Last year I wrote about the disease of "Dodgermania" over at www.ThinkBlueLA.com (LINKED HERE), and things haven't changed.  The symptoms get worse as another season goes by without a World Championship trophy not being added to the mantle.  I'm sick of the torture.  I'm pretty sure I don't deserve it and neither do the millions of us that follow this ball club 24/7/365.

Dodger fans are owed a World Championship.  We've put up with the Fox group and the McCourts.  We've endured torturous managerial decisions by the likes of Liddle, Tracy, Davey Johnson, Torre and the ever present Mattingly.  We watched the Bonds pirouettes and Caminiti steroid enhanced heroics. We dealt with asinine front office decisions that robbed us of Piazza and Konerko, and brought us players like Jayson Phillips and Brian Jordan, all the while ignoring the likes of available stars like the prime years of Randy Johnson and Vlad Guerrero.

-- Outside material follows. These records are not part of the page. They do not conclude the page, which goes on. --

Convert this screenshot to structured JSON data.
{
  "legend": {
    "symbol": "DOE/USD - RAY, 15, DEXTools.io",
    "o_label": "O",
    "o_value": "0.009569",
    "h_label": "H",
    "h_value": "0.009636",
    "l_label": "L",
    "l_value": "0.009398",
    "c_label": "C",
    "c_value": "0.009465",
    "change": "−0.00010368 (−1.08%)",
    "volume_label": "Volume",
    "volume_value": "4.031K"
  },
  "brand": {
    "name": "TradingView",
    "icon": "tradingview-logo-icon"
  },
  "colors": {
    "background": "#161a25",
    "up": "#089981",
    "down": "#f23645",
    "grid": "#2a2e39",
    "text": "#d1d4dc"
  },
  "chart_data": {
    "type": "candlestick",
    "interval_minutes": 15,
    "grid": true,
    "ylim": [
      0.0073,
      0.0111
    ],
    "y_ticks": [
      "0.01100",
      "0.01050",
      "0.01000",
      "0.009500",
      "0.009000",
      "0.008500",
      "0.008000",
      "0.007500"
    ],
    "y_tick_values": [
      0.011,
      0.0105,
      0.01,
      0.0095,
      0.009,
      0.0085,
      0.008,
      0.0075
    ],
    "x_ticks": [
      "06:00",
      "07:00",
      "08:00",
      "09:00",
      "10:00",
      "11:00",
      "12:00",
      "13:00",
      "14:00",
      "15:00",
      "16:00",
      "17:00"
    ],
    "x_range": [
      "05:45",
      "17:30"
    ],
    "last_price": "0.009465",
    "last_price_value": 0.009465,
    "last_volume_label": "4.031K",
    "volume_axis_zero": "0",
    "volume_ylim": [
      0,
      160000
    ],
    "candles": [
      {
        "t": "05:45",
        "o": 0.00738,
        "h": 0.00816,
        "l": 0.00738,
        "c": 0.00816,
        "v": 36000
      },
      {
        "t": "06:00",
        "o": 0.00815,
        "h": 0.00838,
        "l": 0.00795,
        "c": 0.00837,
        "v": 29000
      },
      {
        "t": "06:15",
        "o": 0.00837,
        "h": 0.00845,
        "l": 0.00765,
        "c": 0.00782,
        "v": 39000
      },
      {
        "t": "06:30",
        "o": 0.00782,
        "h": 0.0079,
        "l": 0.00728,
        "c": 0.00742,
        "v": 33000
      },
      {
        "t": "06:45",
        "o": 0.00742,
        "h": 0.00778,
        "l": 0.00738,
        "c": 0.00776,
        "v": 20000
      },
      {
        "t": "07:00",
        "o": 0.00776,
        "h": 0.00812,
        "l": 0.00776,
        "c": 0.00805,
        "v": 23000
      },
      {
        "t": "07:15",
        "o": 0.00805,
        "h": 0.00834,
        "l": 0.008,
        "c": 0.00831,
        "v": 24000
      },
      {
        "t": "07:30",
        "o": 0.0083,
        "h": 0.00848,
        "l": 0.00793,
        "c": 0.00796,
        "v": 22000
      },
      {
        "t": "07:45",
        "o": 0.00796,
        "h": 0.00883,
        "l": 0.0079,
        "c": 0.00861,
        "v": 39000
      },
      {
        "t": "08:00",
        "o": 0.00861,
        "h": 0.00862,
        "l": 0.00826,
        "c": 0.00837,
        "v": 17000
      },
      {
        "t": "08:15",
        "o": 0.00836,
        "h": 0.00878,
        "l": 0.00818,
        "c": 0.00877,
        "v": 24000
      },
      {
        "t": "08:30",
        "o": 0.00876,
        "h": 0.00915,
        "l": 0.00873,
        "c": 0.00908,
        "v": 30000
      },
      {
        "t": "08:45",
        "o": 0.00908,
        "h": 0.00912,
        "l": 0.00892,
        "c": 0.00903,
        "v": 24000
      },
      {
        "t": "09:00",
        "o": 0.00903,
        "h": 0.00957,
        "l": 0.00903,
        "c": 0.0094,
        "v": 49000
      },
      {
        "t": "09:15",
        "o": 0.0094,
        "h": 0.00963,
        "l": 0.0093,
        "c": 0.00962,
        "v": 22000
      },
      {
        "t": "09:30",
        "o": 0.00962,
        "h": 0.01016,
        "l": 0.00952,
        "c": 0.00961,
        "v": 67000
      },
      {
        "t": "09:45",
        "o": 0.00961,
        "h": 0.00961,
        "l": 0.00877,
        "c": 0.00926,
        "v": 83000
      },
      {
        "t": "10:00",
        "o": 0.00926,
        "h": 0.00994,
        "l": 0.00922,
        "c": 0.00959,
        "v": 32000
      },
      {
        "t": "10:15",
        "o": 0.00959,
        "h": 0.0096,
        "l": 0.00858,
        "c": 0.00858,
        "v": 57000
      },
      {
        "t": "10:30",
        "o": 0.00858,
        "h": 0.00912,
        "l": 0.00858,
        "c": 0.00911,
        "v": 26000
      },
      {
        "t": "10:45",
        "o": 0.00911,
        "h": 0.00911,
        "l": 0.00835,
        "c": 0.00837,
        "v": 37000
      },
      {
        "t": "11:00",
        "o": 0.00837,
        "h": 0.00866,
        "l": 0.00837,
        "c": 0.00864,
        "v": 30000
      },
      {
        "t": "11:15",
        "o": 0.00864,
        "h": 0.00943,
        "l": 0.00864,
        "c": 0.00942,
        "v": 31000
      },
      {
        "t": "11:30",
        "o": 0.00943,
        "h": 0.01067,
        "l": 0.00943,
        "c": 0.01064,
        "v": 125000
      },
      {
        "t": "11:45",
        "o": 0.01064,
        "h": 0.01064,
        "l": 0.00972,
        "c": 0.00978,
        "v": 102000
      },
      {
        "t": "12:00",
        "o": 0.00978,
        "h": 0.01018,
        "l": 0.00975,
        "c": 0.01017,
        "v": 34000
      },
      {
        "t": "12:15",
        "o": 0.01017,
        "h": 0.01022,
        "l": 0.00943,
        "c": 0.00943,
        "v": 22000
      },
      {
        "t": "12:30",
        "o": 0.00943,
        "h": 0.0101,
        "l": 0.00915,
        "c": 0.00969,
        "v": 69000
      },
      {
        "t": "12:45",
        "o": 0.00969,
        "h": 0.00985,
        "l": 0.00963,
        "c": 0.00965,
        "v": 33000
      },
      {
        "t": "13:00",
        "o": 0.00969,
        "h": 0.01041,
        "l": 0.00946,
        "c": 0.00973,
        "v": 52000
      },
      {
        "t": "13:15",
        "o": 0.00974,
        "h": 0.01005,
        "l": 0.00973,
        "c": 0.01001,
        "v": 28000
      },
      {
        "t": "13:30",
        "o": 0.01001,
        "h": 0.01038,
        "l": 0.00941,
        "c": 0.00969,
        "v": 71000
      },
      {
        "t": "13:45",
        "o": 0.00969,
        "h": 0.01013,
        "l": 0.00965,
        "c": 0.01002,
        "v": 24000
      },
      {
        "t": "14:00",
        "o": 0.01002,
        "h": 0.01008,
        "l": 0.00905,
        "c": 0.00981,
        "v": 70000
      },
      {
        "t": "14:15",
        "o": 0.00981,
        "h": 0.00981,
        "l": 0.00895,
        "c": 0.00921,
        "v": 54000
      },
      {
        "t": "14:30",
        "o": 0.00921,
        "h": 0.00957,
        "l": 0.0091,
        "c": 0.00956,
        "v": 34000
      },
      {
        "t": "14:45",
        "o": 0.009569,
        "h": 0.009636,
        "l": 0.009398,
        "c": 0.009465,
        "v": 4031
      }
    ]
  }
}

We've watched the hated one win two championships.  We've seen other division foes go to the Fall Classic while we watch it all.  The Gnats (four times), Padres (twice), D-Backs and Rockies (once each).  Three World Championships by those division opponents and we never even scratched the surface of a fall classic.

The 1981 World Series Championship was 33 years ago.

We see our ball club bullied out of a championship by bean balls (see Cardninals in 2013 and Phillies in 2009) while we sat back meekly and didn't even attempt to retaliate.  We watched Dodgers such as Chris Gwynn, Ramon Martinez, Corky Guerrero and Mike Maddux labor in Dodger uniforms while their more famous brothers excelled for the likes of the Padres, Expos, Red Sox and Braves.

Being a Dodger fan hasn't been easy.  We've had our share of miracles, but not World Series miracles.  Heck, if it wasn't for the Cubs, we'd be the laughing stock of the National League.

So the time is now.  Second place won't suffice.  A National League pennant isn't enough, (though it'd be a start).  Truth is, they've got to win the whole thing. Kershaw and Greinke must dominate.  Puig, AGon, Hanley and Kemp...they've got to tear the cover off the ball.  Dee...how about stealing every bag you see.  Jansen...relief corps domination is needed now.  NOW IS THE TIME FOR DODGER BASEBALL!!!  It's the playoffs.  They've got to bring it and show the world that the Dodger way must dominate again.  This patient lot of millions certainly deserves it more than any fan base watching the playoffs right now.